Now Trebonius was dead, and so were Curio and Caelius and Clodius and Catullus, and Cassius was dead, and Brutus was as good as dead, and Antony was the coward that would outlive them all, dragged into battle after battle like an aging gladiator in the arena, and wouldn’t even be allowed to mourn them openly. At the thought the tears came harder, and Antony could vaguely feel Messalla clutch him tighter, lost in his own private grief.

In the end, there was no need for words. They straightened their tunics, now soaked through at the shoulders, bowed to each other, clasped hands, held a little too long.

A small cloud was passing over the moon, now lying much closer to the rim of the endless horizon in this desert.

Antony gave Messalla a smile, feral and bitter and entirely forced, and turned around so that he wouldn’t have to see Messalla’s face.

Before dawn Antony was back in camp, where the messenger had been waiting him with glorious news of Cassius’s death.

Vici, Antony said, the syllables falling sharp enough to cut. I have won.

 

---

 

Twenty days later, Octavian was nonplussed when Antony went out into the field looking for Brutus’s body, brought it back wrapped in his own cloak, and demanded a burial with full honors.

Messalla had defected to Antony after the victory, and stood across from Antony at Brutus’s funeral pyre.

“How would you wish to be remembered?” Antony’s voice was drowned out by the crackle of the flames, and his eyes started tearing from the smoke.
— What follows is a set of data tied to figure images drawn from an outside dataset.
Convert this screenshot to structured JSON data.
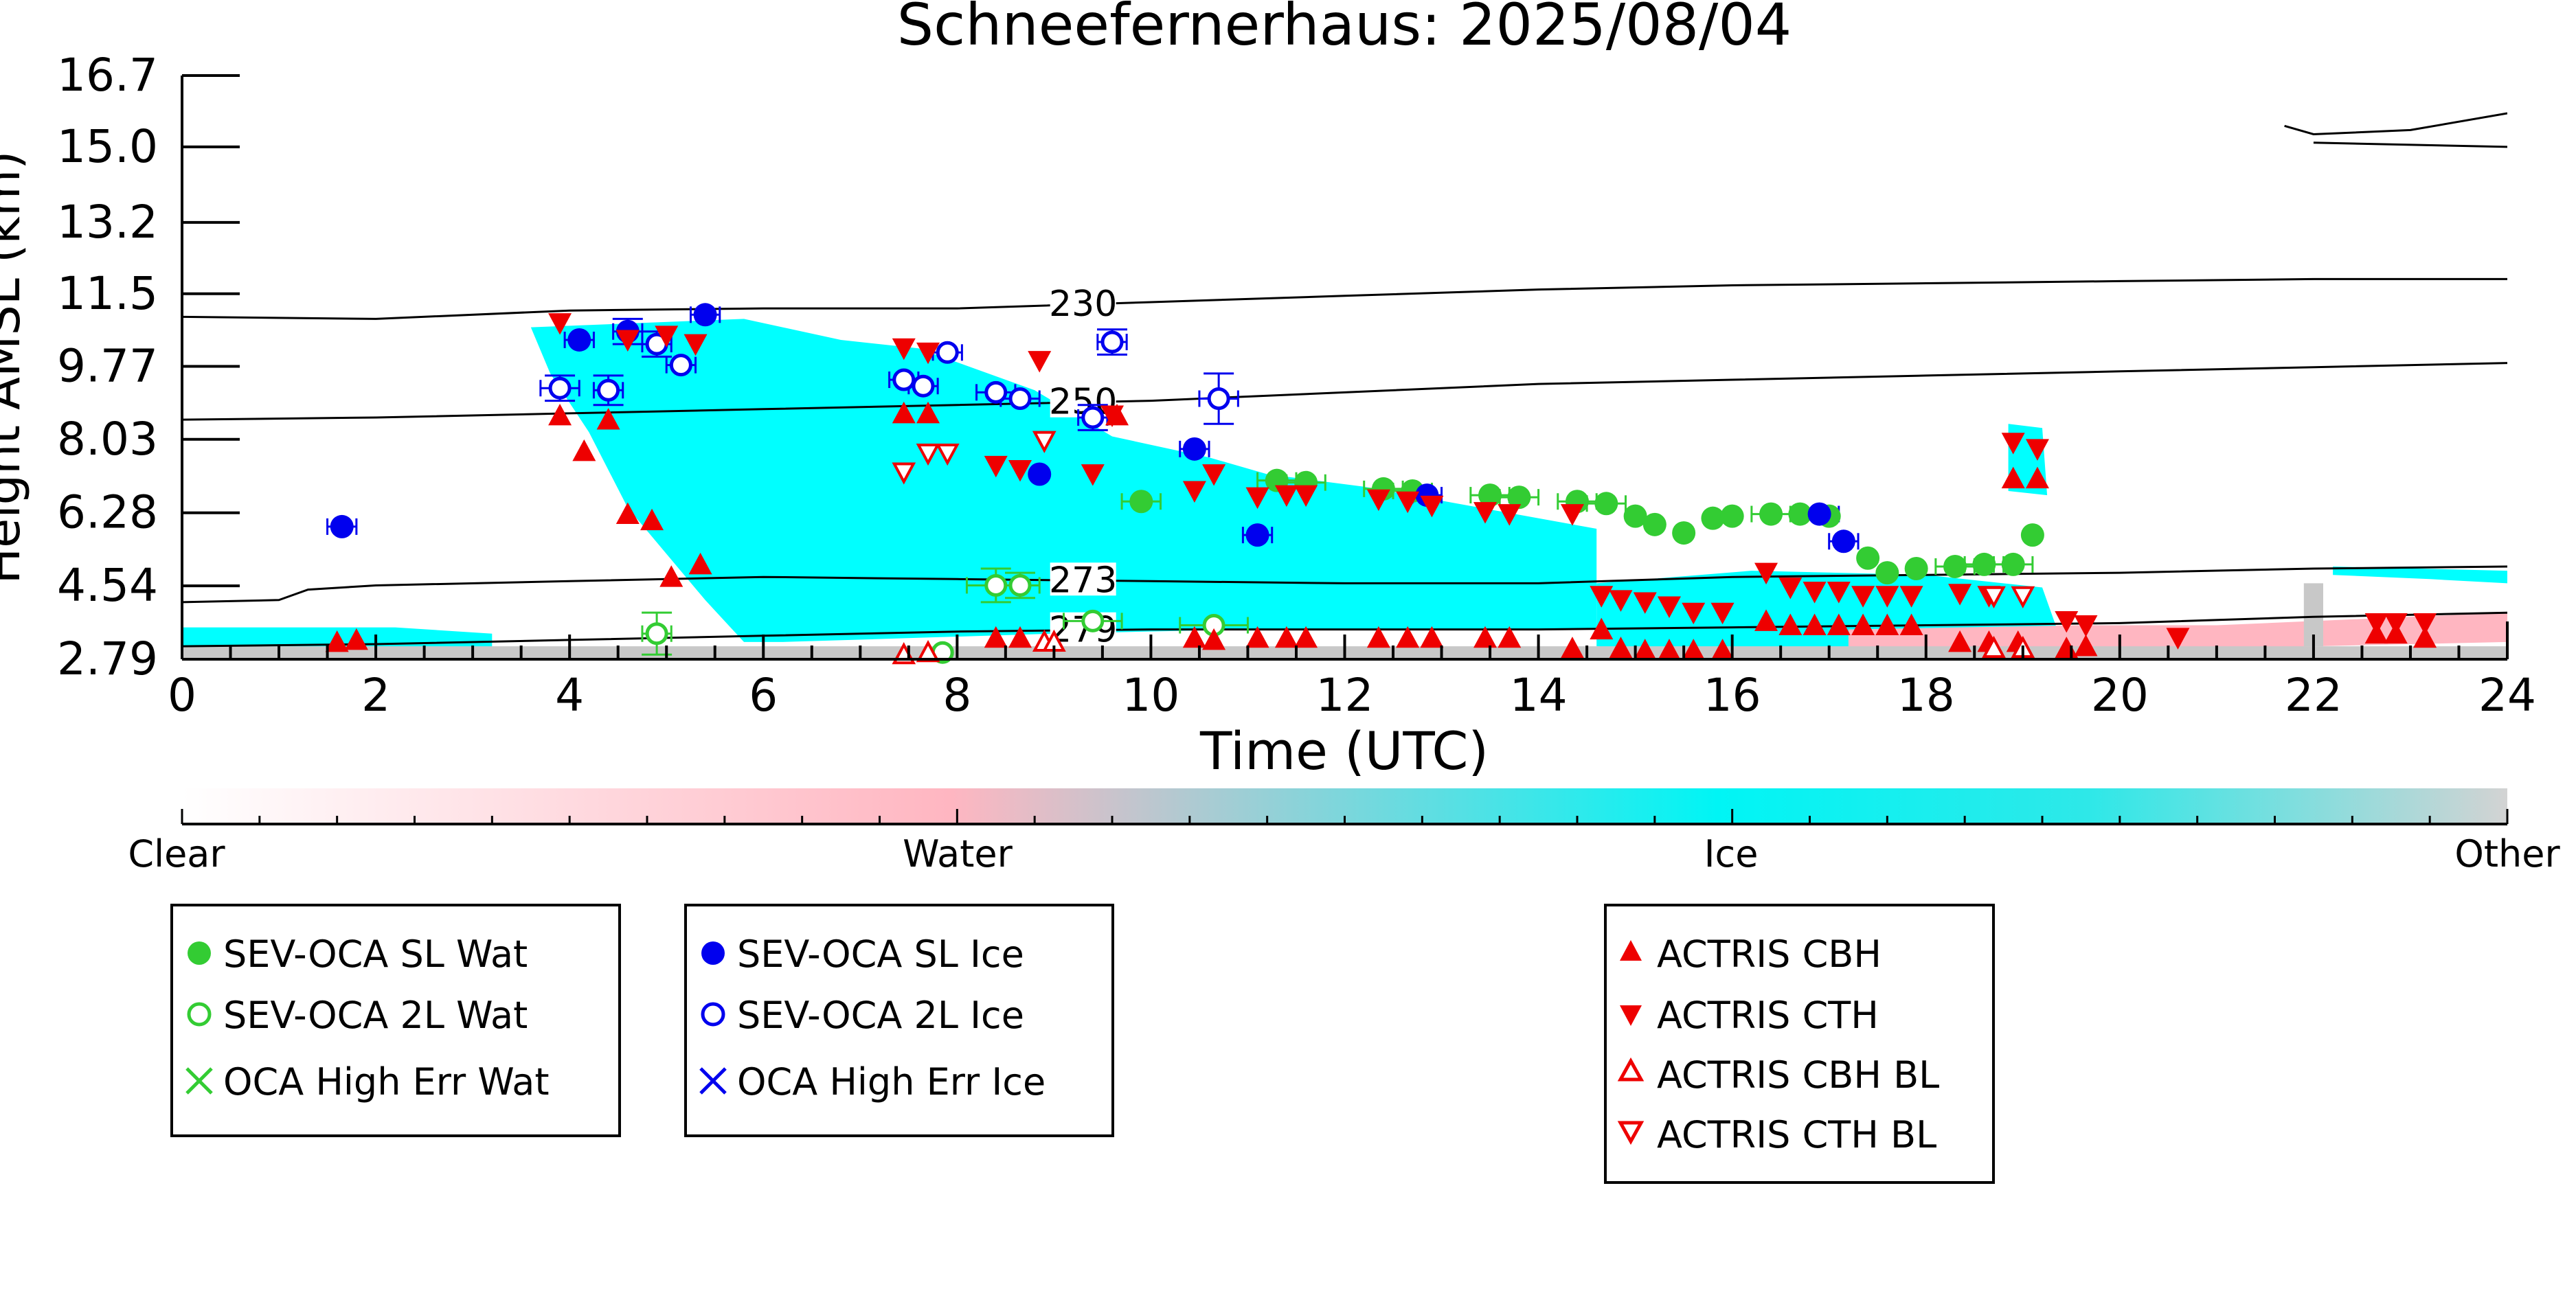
{
  "chart_data": {
    "type": "scatter",
    "title": "Schneefernerhaus: 2025/08/04",
    "xlabel": "Time (UTC)",
    "ylabel": "Height AMSL (km)",
    "xlim": [
      0,
      24
    ],
    "ylim": [
      2.79,
      16.7
    ],
    "x_ticks": [
      0,
      2,
      4,
      6,
      8,
      10,
      12,
      14,
      16,
      18,
      20,
      22,
      24
    ],
    "y_ticks": [
      2.79,
      4.54,
      6.28,
      8.03,
      9.77,
      11.5,
      13.2,
      15.0,
      16.7
    ],
    "y_tick_labels": [
      "2.79",
      "4.54",
      "6.28",
      "8.03",
      "9.77",
      "11.5",
      "13.2",
      "15.0",
      "16.7"
    ],
    "grid": false,
    "colorbar": {
      "labels": [
        "Clear",
        "Water",
        "Ice",
        "Other"
      ],
      "colors": [
        "#ffffff",
        "#ffb6c1",
        "#00ffff",
        "#d3d3d3"
      ]
    },
    "background_field": {
      "description": "cloud phase classification",
      "colors": {
        "water": "#ffb6c1",
        "ice": "#00ffff",
        "other": "#c8c8c8"
      }
    },
    "contours": [
      {
        "label": "230",
        "label_x": 9.3,
        "x": [
          0,
          2,
          4,
          6,
          8,
          10,
          12,
          14,
          16,
          18,
          20,
          22,
          24
        ],
        "y": [
          10.95,
          10.9,
          11.1,
          11.15,
          11.15,
          11.3,
          11.45,
          11.6,
          11.7,
          11.75,
          11.8,
          11.85,
          11.85
        ]
      },
      {
        "label": "250",
        "label_x": 9.3,
        "x": [
          0,
          2,
          4,
          6,
          8,
          10,
          12,
          14,
          16,
          18,
          20,
          22,
          24
        ],
        "y": [
          8.5,
          8.55,
          8.65,
          8.75,
          8.85,
          8.95,
          9.15,
          9.35,
          9.45,
          9.55,
          9.65,
          9.75,
          9.85
        ]
      },
      {
        "label": "273",
        "label_x": 9.3,
        "x": [
          0,
          1,
          1.3,
          2,
          4,
          6,
          8,
          10,
          12,
          14,
          16,
          18,
          20,
          22,
          24
        ],
        "y": [
          4.15,
          4.2,
          4.45,
          4.55,
          4.65,
          4.75,
          4.7,
          4.65,
          4.6,
          4.6,
          4.75,
          4.8,
          4.85,
          4.95,
          5.0
        ]
      },
      {
        "label": "279",
        "label_x": 9.3,
        "x": [
          0,
          2,
          4,
          6,
          8,
          10,
          12,
          14,
          16,
          18,
          20,
          22,
          24
        ],
        "y": [
          3.1,
          3.15,
          3.25,
          3.35,
          3.45,
          3.5,
          3.5,
          3.5,
          3.55,
          3.6,
          3.65,
          3.8,
          3.9
        ]
      },
      {
        "label": "",
        "x": [
          21.7,
          22,
          23,
          24
        ],
        "y": [
          15.5,
          15.3,
          15.4,
          15.8
        ]
      },
      {
        "label": "",
        "x": [
          22,
          24
        ],
        "y": [
          15.1,
          15.0
        ]
      }
    ],
    "legend_boxes": [
      [
        "SEV-OCA SL Wat",
        "SEV-OCA 2L Wat",
        "OCA High Err Wat"
      ],
      [
        "SEV-OCA SL Ice",
        "SEV-OCA 2L Ice",
        "OCA High Err Ice"
      ],
      [
        "ACTRIS CBH",
        "ACTRIS CTH",
        "ACTRIS CBH BL",
        "ACTRIS CTH BL"
      ]
    ],
    "series": [
      {
        "name": "SEV-OCA SL Wat",
        "marker": "filled-circle",
        "color": "#33cc33",
        "x": [
          9.9,
          11.3,
          11.6,
          12.4,
          12.7,
          13.5,
          13.8,
          14.4,
          14.7,
          15.0,
          15.2,
          15.5,
          15.8,
          16.0,
          16.4,
          16.7,
          17.0,
          17.4,
          17.6,
          17.9,
          18.3,
          18.6,
          18.9,
          19.1
        ],
        "y": [
          6.55,
          7.05,
          7.0,
          6.85,
          6.8,
          6.7,
          6.65,
          6.55,
          6.5,
          6.2,
          6.0,
          5.8,
          6.15,
          6.2,
          6.25,
          6.25,
          6.2,
          5.2,
          4.85,
          4.95,
          5.0,
          5.05,
          5.05,
          5.75
        ]
      },
      {
        "name": "SEV-OCA 2L Wat",
        "marker": "open-circle",
        "color": "#33cc33",
        "x": [
          4.9,
          7.85,
          8.4,
          8.65,
          9.4,
          10.65
        ],
        "y": [
          3.4,
          2.95,
          4.55,
          4.55,
          3.7,
          3.6
        ]
      },
      {
        "name": "OCA High Err Wat",
        "marker": "x",
        "color": "#33cc33",
        "x": [],
        "y": []
      },
      {
        "name": "SEV-OCA SL Ice",
        "marker": "filled-circle",
        "color": "#0000ee",
        "x": [
          1.65,
          4.1,
          4.6,
          5.4,
          8.85,
          10.45,
          11.1,
          12.85,
          16.9,
          17.15
        ],
        "y": [
          5.95,
          10.4,
          10.6,
          11.0,
          7.2,
          7.8,
          5.75,
          6.7,
          6.25,
          5.6
        ]
      },
      {
        "name": "SEV-OCA 2L Ice",
        "marker": "open-circle",
        "color": "#0000ee",
        "x": [
          3.9,
          4.4,
          4.9,
          5.15,
          7.45,
          7.65,
          7.9,
          8.4,
          8.65,
          9.4,
          9.6,
          10.7
        ],
        "y": [
          9.25,
          9.2,
          10.3,
          9.8,
          9.45,
          9.3,
          10.1,
          9.15,
          9.0,
          8.55,
          10.35,
          9.0
        ]
      },
      {
        "name": "OCA High Err Ice",
        "marker": "x",
        "color": "#0000ee",
        "x": [],
        "y": []
      },
      {
        "name": "ACTRIS CBH",
        "marker": "triangle-up",
        "color": "#ee0000",
        "x": [
          1.6,
          1.8,
          3.9,
          4.15,
          4.4,
          4.6,
          4.85,
          5.05,
          5.35,
          7.45,
          7.7,
          8.4,
          8.65,
          9.65,
          10.45,
          10.65,
          11.1,
          11.4,
          11.6,
          12.35,
          12.65,
          12.9,
          13.45,
          13.7,
          14.35,
          14.65,
          14.85,
          15.1,
          15.35,
          15.6,
          15.9,
          16.35,
          16.6,
          16.85,
          17.1,
          17.35,
          17.6,
          17.85,
          18.35,
          18.65,
          18.9,
          18.95,
          19.15,
          19.45,
          19.65,
          22.65,
          22.85,
          23.15
        ],
        "y": [
          3.2,
          3.25,
          8.6,
          7.75,
          8.5,
          6.25,
          6.1,
          4.75,
          5.05,
          8.65,
          8.65,
          3.3,
          3.3,
          8.6,
          3.3,
          3.25,
          3.3,
          3.3,
          3.3,
          3.3,
          3.3,
          3.3,
          3.3,
          3.3,
          3.05,
          3.5,
          3.05,
          3.0,
          3.0,
          3.0,
          3.0,
          3.7,
          3.6,
          3.6,
          3.6,
          3.6,
          3.6,
          3.6,
          3.2,
          3.2,
          7.1,
          3.2,
          7.1,
          3.05,
          3.1,
          3.4,
          3.4,
          3.3
        ]
      },
      {
        "name": "ACTRIS CTH",
        "marker": "triangle-down",
        "color": "#ee0000",
        "x": [
          3.9,
          4.6,
          5.0,
          5.3,
          7.45,
          7.7,
          8.4,
          8.65,
          8.85,
          9.4,
          9.6,
          10.45,
          10.65,
          11.1,
          11.4,
          11.6,
          12.35,
          12.65,
          12.9,
          13.45,
          13.7,
          14.35,
          14.65,
          14.85,
          15.1,
          15.35,
          15.6,
          15.9,
          16.35,
          16.6,
          16.85,
          17.1,
          17.35,
          17.6,
          17.85,
          18.35,
          18.65,
          18.9,
          19.15,
          19.45,
          19.65,
          20.6,
          22.65,
          22.85,
          23.15
        ],
        "y": [
          10.8,
          10.4,
          10.5,
          10.3,
          10.2,
          10.1,
          7.4,
          7.3,
          9.9,
          7.2,
          8.6,
          6.8,
          7.2,
          6.65,
          6.7,
          6.7,
          6.6,
          6.55,
          6.45,
          6.3,
          6.25,
          6.25,
          4.3,
          4.2,
          4.15,
          4.05,
          3.9,
          3.9,
          4.85,
          4.5,
          4.4,
          4.4,
          4.3,
          4.3,
          4.3,
          4.35,
          4.3,
          7.95,
          7.8,
          3.7,
          3.6,
          3.3,
          3.65,
          3.65,
          3.65
        ]
      },
      {
        "name": "ACTRIS CBH BL",
        "marker": "open-triangle-up",
        "color": "#ee0000",
        "x": [
          7.45,
          7.7,
          8.9,
          9.0,
          18.7,
          19.0
        ],
        "y": [
          2.9,
          2.95,
          3.2,
          3.2,
          3.05,
          3.05
        ]
      },
      {
        "name": "ACTRIS CTH BL",
        "marker": "open-triangle-down",
        "color": "#ee0000",
        "x": [
          7.45,
          7.7,
          7.9,
          8.9,
          18.7,
          19.0
        ],
        "y": [
          7.25,
          7.7,
          7.7,
          8.0,
          4.3,
          4.3
        ]
      }
    ],
    "error_bars": [
      {
        "x": 1.65,
        "y": 5.95,
        "xerr": 0.15
      },
      {
        "x": 3.9,
        "y": 9.25,
        "xerr": 0.2,
        "yerr": 0.3
      },
      {
        "x": 4.1,
        "y": 10.4,
        "xerr": 0.15
      },
      {
        "x": 4.4,
        "y": 9.2,
        "xerr": 0.15,
        "yerr": 0.35
      },
      {
        "x": 4.6,
        "y": 10.6,
        "xerr": 0.15,
        "yerr": 0.3
      },
      {
        "x": 4.9,
        "y": 10.3,
        "xerr": 0.15,
        "yerr": 0.3
      },
      {
        "x": 4.9,
        "y": 3.4,
        "xerr": 0.15,
        "yerr": 0.5
      },
      {
        "x": 5.15,
        "y": 9.8,
        "xerr": 0.15
      },
      {
        "x": 5.4,
        "y": 11.0,
        "xerr": 0.15
      },
      {
        "x": 7.45,
        "y": 9.45,
        "xerr": 0.15
      },
      {
        "x": 7.65,
        "y": 9.3,
        "xerr": 0.15
      },
      {
        "x": 7.9,
        "y": 10.1,
        "xerr": 0.15
      },
      {
        "x": 8.4,
        "y": 9.15,
        "xerr": 0.2
      },
      {
        "x": 8.4,
        "y": 4.55,
        "xerr": 0.3,
        "yerr": 0.4
      },
      {
        "x": 8.65,
        "y": 9.0,
        "xerr": 0.2
      },
      {
        "x": 8.65,
        "y": 4.55,
        "xerr": 0.2,
        "yerr": 0.3
      },
      {
        "x": 9.4,
        "y": 8.55,
        "xerr": 0.15,
        "yerr": 0.3
      },
      {
        "x": 9.6,
        "y": 10.35,
        "xerr": 0.15,
        "yerr": 0.3
      },
      {
        "x": 10.7,
        "y": 9.0,
        "xerr": 0.2,
        "yerr": 0.6
      },
      {
        "x": 10.65,
        "y": 3.6,
        "xerr": 0.35
      },
      {
        "x": 11.3,
        "y": 7.05,
        "xerr": 0.2
      },
      {
        "x": 11.6,
        "y": 7.0,
        "xerr": 0.2
      },
      {
        "x": 12.4,
        "y": 6.85,
        "xerr": 0.2
      },
      {
        "x": 12.7,
        "y": 6.8,
        "xerr": 0.2
      },
      {
        "x": 13.5,
        "y": 6.7,
        "xerr": 0.2
      },
      {
        "x": 13.8,
        "y": 6.65,
        "xerr": 0.2
      },
      {
        "x": 14.4,
        "y": 6.55,
        "xerr": 0.2
      },
      {
        "x": 14.7,
        "y": 6.5,
        "xerr": 0.2
      },
      {
        "x": 16.4,
        "y": 6.25,
        "xerr": 0.2
      },
      {
        "x": 16.9,
        "y": 6.25,
        "xerr": 0.2
      },
      {
        "x": 18.3,
        "y": 5.0,
        "xerr": 0.2
      },
      {
        "x": 18.6,
        "y": 5.05,
        "xerr": 0.2
      },
      {
        "x": 18.9,
        "y": 5.05,
        "xerr": 0.2
      },
      {
        "x": 9.9,
        "y": 6.55,
        "xerr": 0.2
      },
      {
        "x": 10.45,
        "y": 7.8,
        "xerr": 0.15
      },
      {
        "x": 11.1,
        "y": 5.75,
        "xerr": 0.15
      },
      {
        "x": 12.85,
        "y": 6.7,
        "xerr": 0.15
      },
      {
        "x": 17.15,
        "y": 5.6,
        "xerr": 0.15
      },
      {
        "x": 9.4,
        "y": 3.7,
        "xerr": 0.3
      }
    ]
  }
}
“You told me that once, even if you’ve forgotten all about it afterwards. So this is for you too. For both of you. I hope they have some wine in Hades, and if they do, save some for me. Because it looks like I'll have to do a whole lot of remembering.”

Notes:

Cassius managed to save his legions after Crassus's disastrous defeat in Carrhae, and although he had supported Pompey at first, he joined Caesar after Pharsalus. Cicero repeatedly called Antony a gladiator in his more vehement letters, not to mention the Philippics. Messalla joined Antony after Philippi, but switched to supporting Octavian afterwards.

Apologies for factual errors; the author is a very recent and bumbling enthusiast of late Roman Republic.